A produção do piracuí é muito comum na região. Consiste em assar/moquear o acari ou o tamuata, retirar a carne, catar as espinhas e então torrar essa massa de peixe usando o mesmo processo de torra da farinha de mandioca, também produzida na região.

Rosa me ensinou a fazer a farofa e o bolinho de piracuí, dois preparos que servimos no casamento e que fizeram muito sucesso.

Bolinho e Farofa de piracuí com banana

Bolinho de piracuí

O bolinho é parente do de bacalhau, a mesma receita aliás, só muda o peixe. E se a gente for parar prá pensar tanto o piracuí, o bacalhau como o katsuobushi são formas de beneficiamento de peixe para armazenamento, não é?

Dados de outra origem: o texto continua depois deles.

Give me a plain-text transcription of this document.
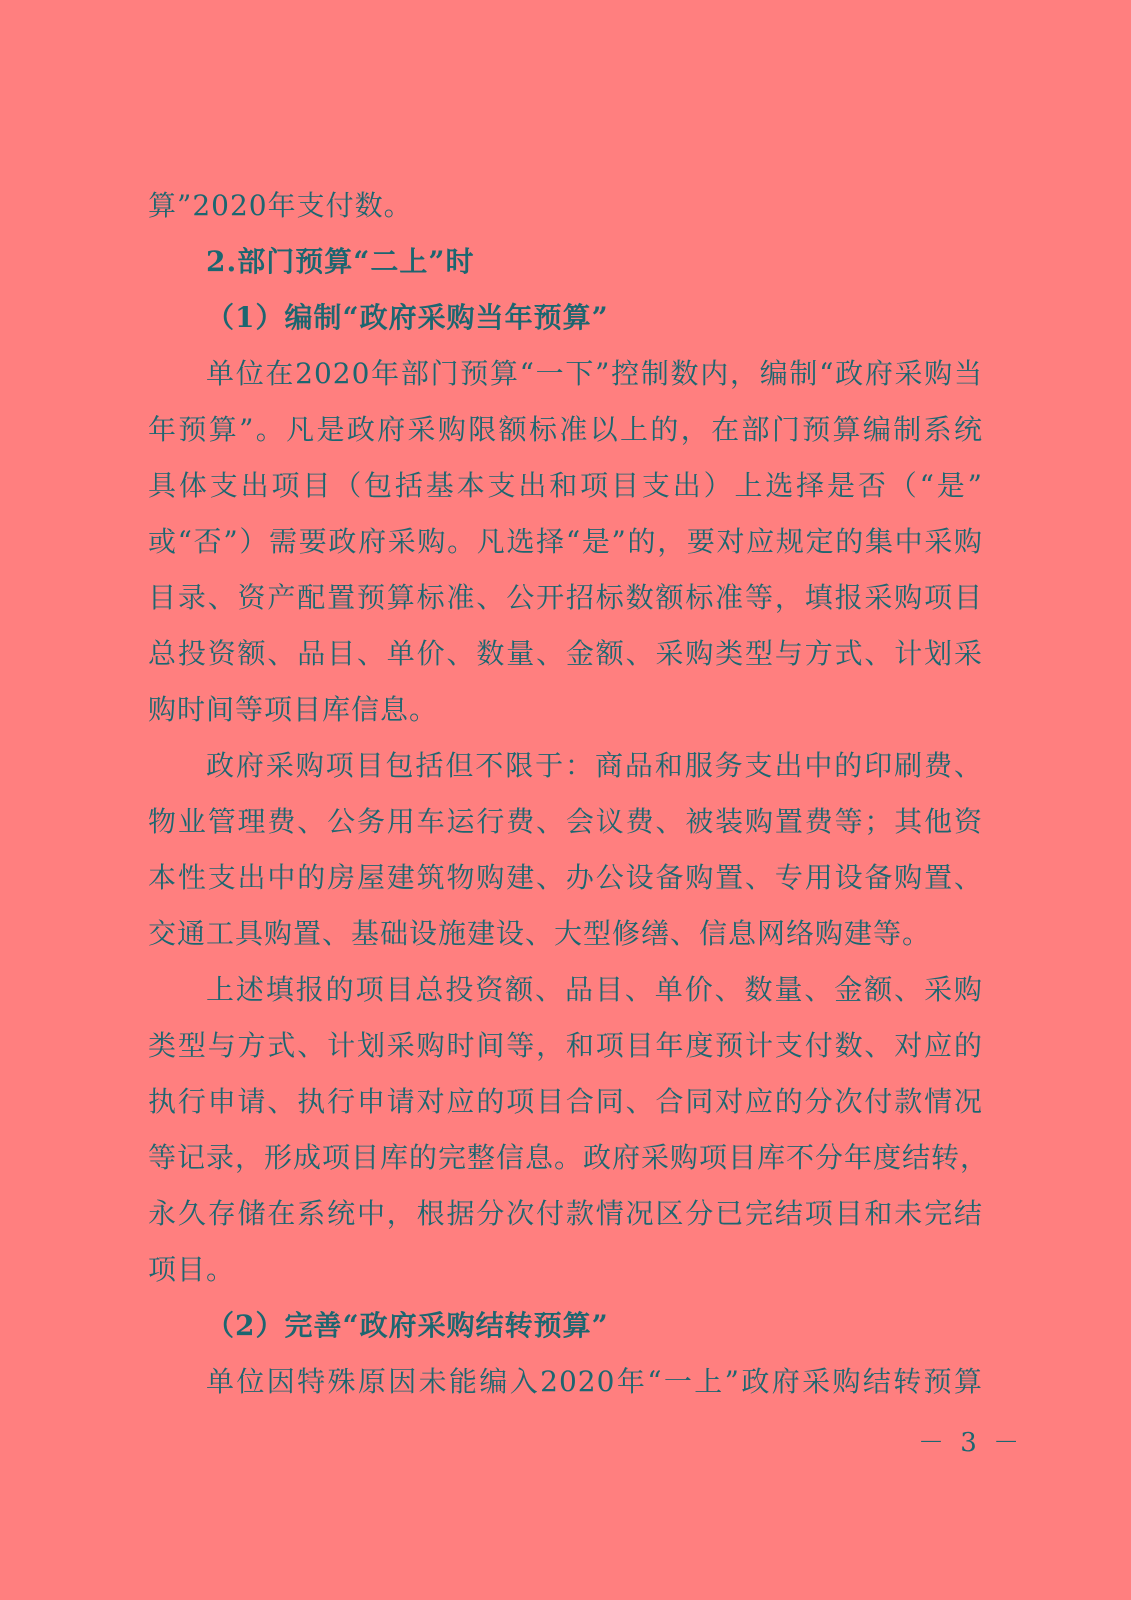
算”2020年支付数。
2.部门预算“二上”时
（1）编制“政府采购当年预算”
单位在2020年部门预算“一下”控制数内，编制“政府采购当
年预算”。凡是政府采购限额标准以上的，在部门预算编制系统
具体支出项目（包括基本支出和项目支出）上选择是否（“是”
或“否”）需要政府采购。凡选择“是”的，要对应规定的集中采购
目录、资产配置预算标准、公开招标数额标准等，填报采购项目
总投资额、品目、单价、数量、金额、采购类型与方式、计划采
购时间等项目库信息。
政府采购项目包括但不限于：商品和服务支出中的印刷费、
物业管理费、公务用车运行费、会议费、被装购置费等；其他资
本性支出中的房屋建筑物购建、办公设备购置、专用设备购置、
交通工具购置、基础设施建设、大型修缮、信息网络购建等。
上述填报的项目总投资额、品目、单价、数量、金额、采购
类型与方式、计划采购时间等，和项目年度预计支付数、对应的
执行申请、执行申请对应的项目合同、合同对应的分次付款情况
等记录，形成项目库的完整信息。政府采购项目库不分年度结转，
永久存储在系统中，根据分次付款情况区分已完结项目和未完结
项目。
（2）完善“政府采购结转预算”
单位因特殊原因未能编入2020年“一上”政府采购结转预算
－ 3 －
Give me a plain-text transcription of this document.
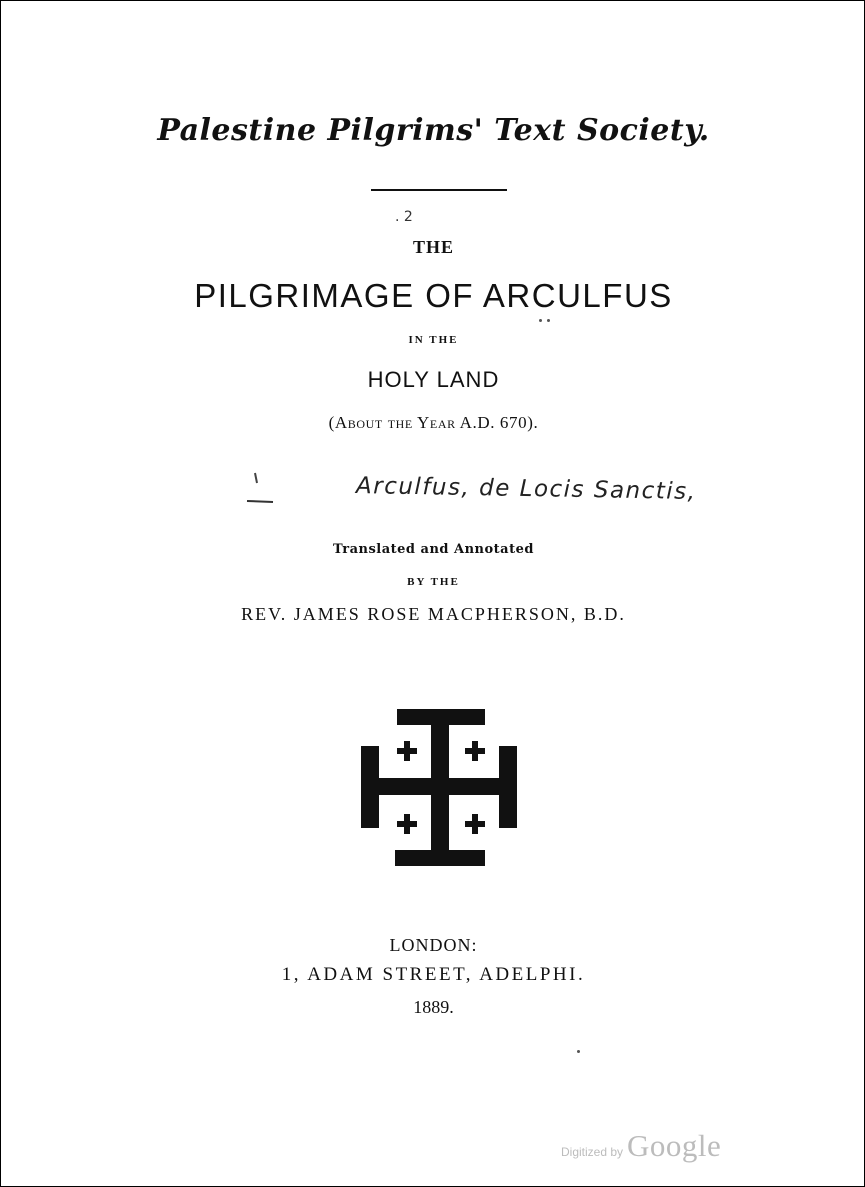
Palestine Pilgrims' Text Society.
. 2
THE
PILGRIMAGE OF ARCULFUS
IN THE
HOLY LAND
(About the Year A.D. 670).
Arculfus, de Locis Sanctis,
Translated and Annotated
BY THE
REV. JAMES ROSE MACPHERSON, B.D.
LONDON:
1, ADAM STREET, ADELPHI.
1889.
Digitized by Google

A beleza da comida é isso, tudo se liga de alguma maneira.

Ingredientes – para 30 bolinhos

  • 2 xícaras (chá) de piracuí
  • 1 batata média cozida e passada no espremedor
  • 1 ovo
  • 1 cebola média brunoise (cubos mínimos)
  • 1 pimenta de cheiro fatiada finamente
  • 2 colheres (sopa) de salsinha fatiada
  • 2 colheres de sopa de cebolinha verde fatiada
  • óleo para fritar e sal a gosto

Modo de fazer

Misture todos os ingredientes até formar uma massa homogênea.

Modele bolinhos de aproximadamente uma colher (sopa) de massa. Frite em óleo quente e sirva com pimenta.

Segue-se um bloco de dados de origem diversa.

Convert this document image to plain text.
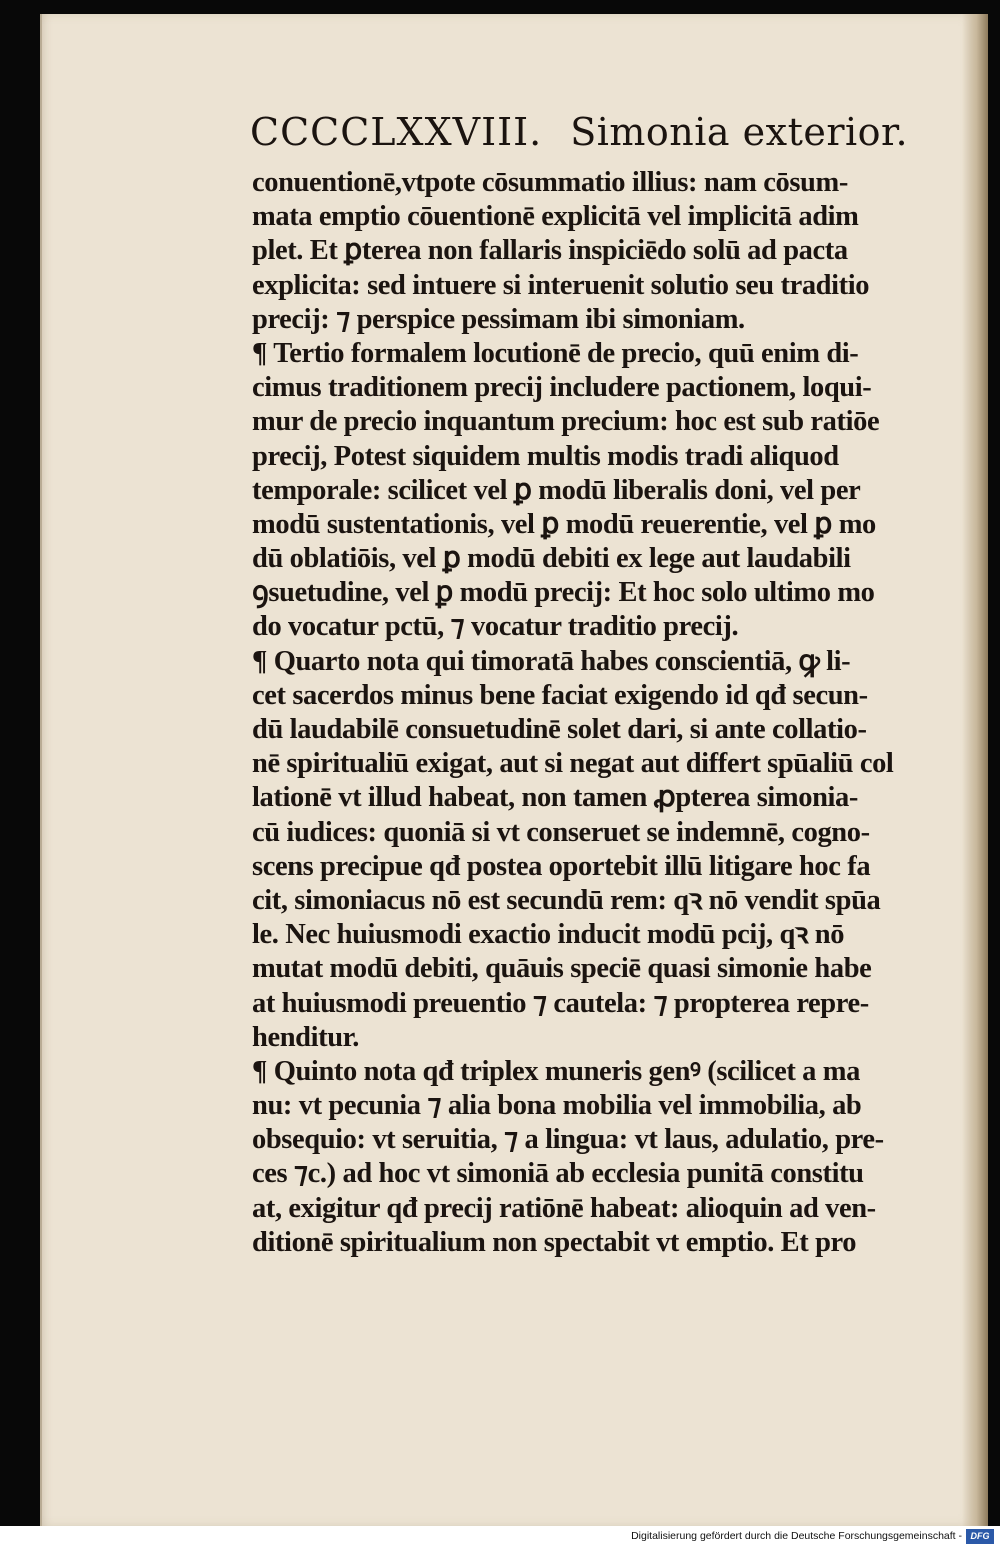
CCCCLXXVIII. Simonia exterior.
conuentionē,vtpote cōsummatio illius: nam cōsum-
mata emptio cōuentionē explicitā vel implicitā adim
plet. Et ꝑterea non fallaris inspiciēdo solū ad pacta
explicita: sed intuere si interuenit solutio seu traditio
precij: ⁊ perspice pessimam ibi simoniam.
¶ Tertio formalem locutionē de precio, quū enim di-
cimus traditionem precij includere pactionem, loqui-
mur de precio inquantum precium: hoc est sub ratiōe
precij, Potest siquidem multis modis tradi aliquod
temporale: scilicet vel ꝑ modū liberalis doni, vel per
modū sustentationis, vel ꝑ modū reuerentie, vel ꝑ mo
dū oblatiōis, vel ꝑ modū debiti ex lege aut laudabili
ꝯsuetudine, vel ꝑ modū precij: Et hoc solo ultimo mo
do vocatur pctū, ⁊ vocatur traditio precij.
¶ Quarto nota qui timoratā habes conscientiā, ꝙ li-
cet sacerdos minus bene faciat exigendo id qđ secun-
dū laudabilē consuetudinē solet dari, si ante collatio-
nē spiritualiū exigat, aut si negat aut differt spūaliū col
lationē vt illud habeat, non tamen ꝓpterea simonia-
cū iudices: quoniā si vt conseruet se indemnē, cogno-
scens precipue qđ postea oportebit illū litigare hoc fa
cit, simoniacus nō est secundū rem: qꝛ nō vendit spūa
le. Nec huiusmodi exactio inducit modū pcij, qꝛ nō
mutat modū debiti, quāuis speciē quasi simonie habe
at huiusmodi preuentio ⁊ cautela: ⁊ propterea repre-
henditur.
¶ Quinto nota qđ triplex muneris genꝰ (scilicet a ma
nu: vt pecunia ⁊ alia bona mobilia vel immobilia, ab
obsequio: vt seruitia, ⁊ a lingua: vt laus, adulatio, pre-
ces ⁊c.) ad hoc vt simoniā ab ecclesia punitā constitu
at, exigitur qđ precij ratiōnē habeat: alioquin ad ven-
ditionē spiritualium non spectabit vt emptio. Et pro
Digitalisierung gefördert durch die Deutsche Forschungsgemeinschaft - DFG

No casamento eu servi estes bolinhos com um pesto de coentro, ficaram deliciosos!

 Farofa de piracuí com banana

É uma farofa muito simples, farofinha de tempero como costumo chamar. A graça fica por conta do sabor marcante do piracuí e a doçura da banana.

Em geral faço com banana da terra que tem que estar muito madura e com a casca quase preta. Como não encontrei, usei a banana prata super madura no lugar. Ficou ótimo.

Ingredientes – 4 porções

  • 2 xícaras (chá) de piracuí
  • 1 banana da terra ou duas bananas prata bem maduras cortadas em meia rodela
  • 1 cebola média brunoise
  • 2 dentes de alho brunoise
  • 1 pimenta dedo de moça ou de cheiro fatiadinha
  • 1/2 xícara de salsinha fatiada
  • 4 colheres (sopa) de manteiga de garrafa
  • sal e pimenta do reino à gosto

Modo de fazer

Frite a banana na manteiga de garrafa até dourar. Retire e reserve.

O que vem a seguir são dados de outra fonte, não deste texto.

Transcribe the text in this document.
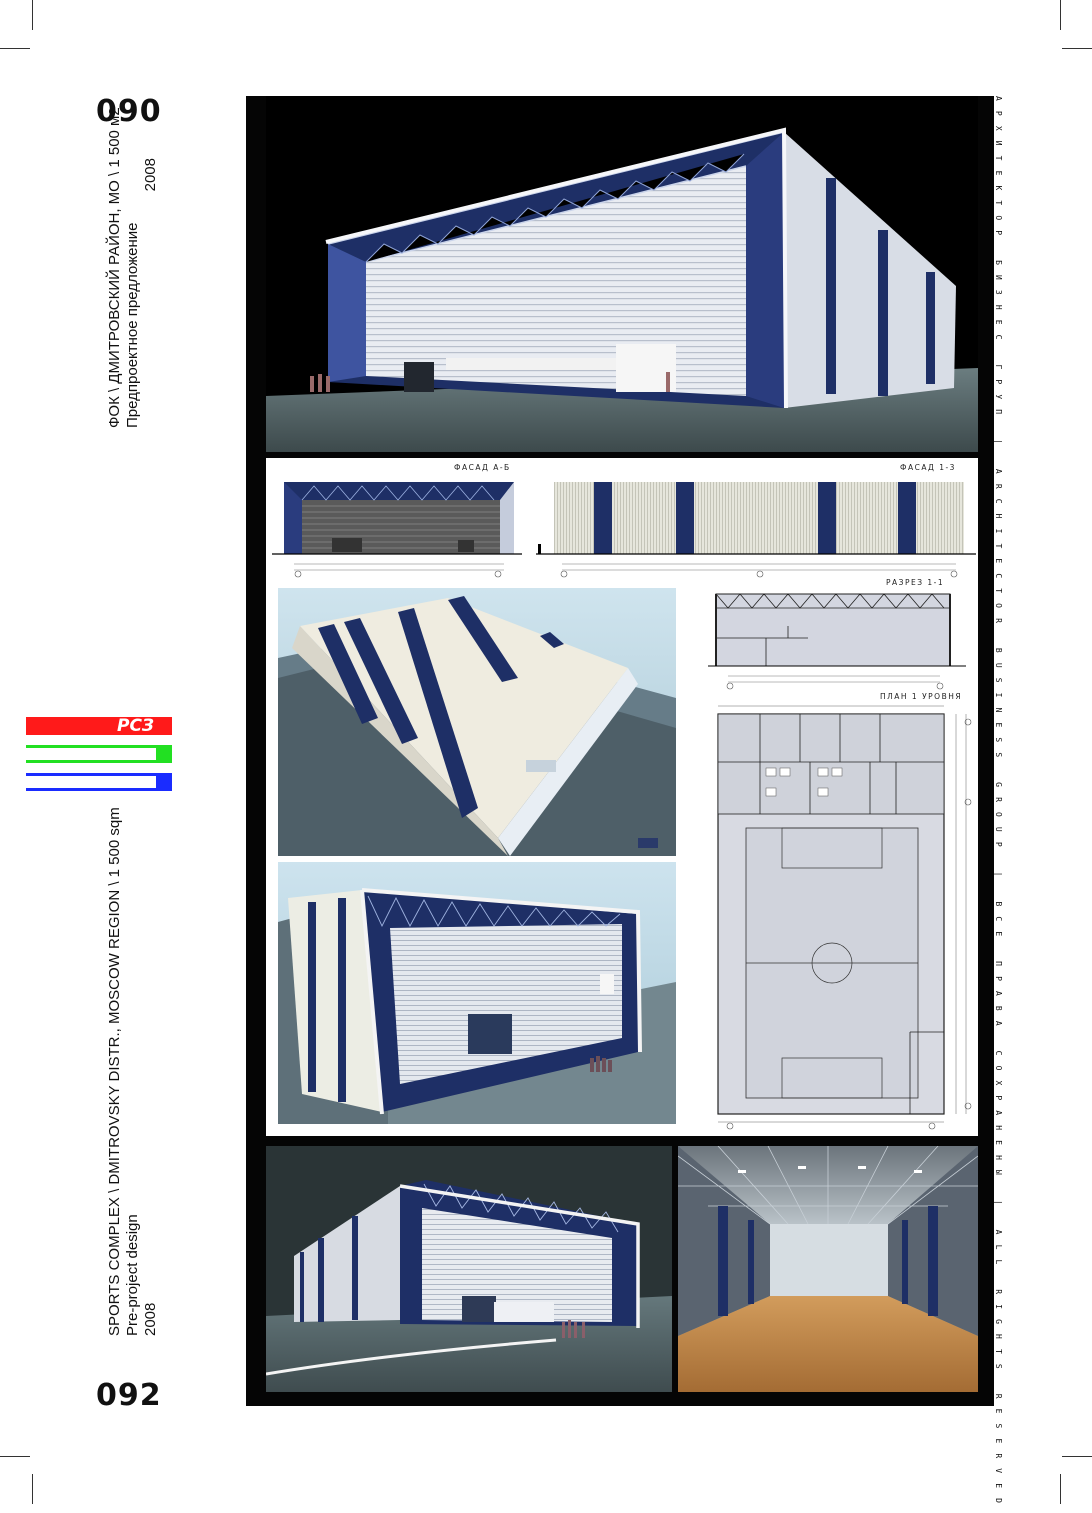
090
092
ФОК \ ДМИТРОВСКИЙ РАЙОН, МО \ 1 500 м2 Предпроектное предложение
2008
SPORTS COMPLEX \ DMITROVSKY DISTR., MOSCOW REGION \ 1 500 sqm Pre-project design 2008
РСЗ	АРХИТЕКТОР БИЗНЕС ГРУП | ARCHITECTOR BUSINESS GROUP | ВСЕ ПРАВА СОХРАНЕНЫ | ALL RIGHTS RESERVED
ФАСАД А-Б	ФАСАД 1-3
РАЗРЕЗ 1-1
ПЛАН 1 УРОВНЯ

Na mesma sauteuse doure a cebola na manteiga de garrafa com uma pitada de sal. Acrescente o alho até murchar. Acrescente a pimenta e a banana frita e continue salteando.

Adicione por fim o piracuí misturando bem , ajuste o sal e polvilhe com a salsinha.

Bom apetite!!!

Mais uma dica:

Ah, ficou com vontade de conhecer Alter, tomar banho no tapajós e experimentar o bolinho de piracuí in loco e de quebra conhecer a Rosa? A Turismo Consciente da minha querida amiga Maria Tereza Meinberg faz pacotes sensacionais para o Pará e especificamente para Alter.

Entre os pacotes vários com focos na gastronomia local. É a oportunidade de conhecer uma casa da farinha, de assistir a elaboração do piracuí, fazer tacacá…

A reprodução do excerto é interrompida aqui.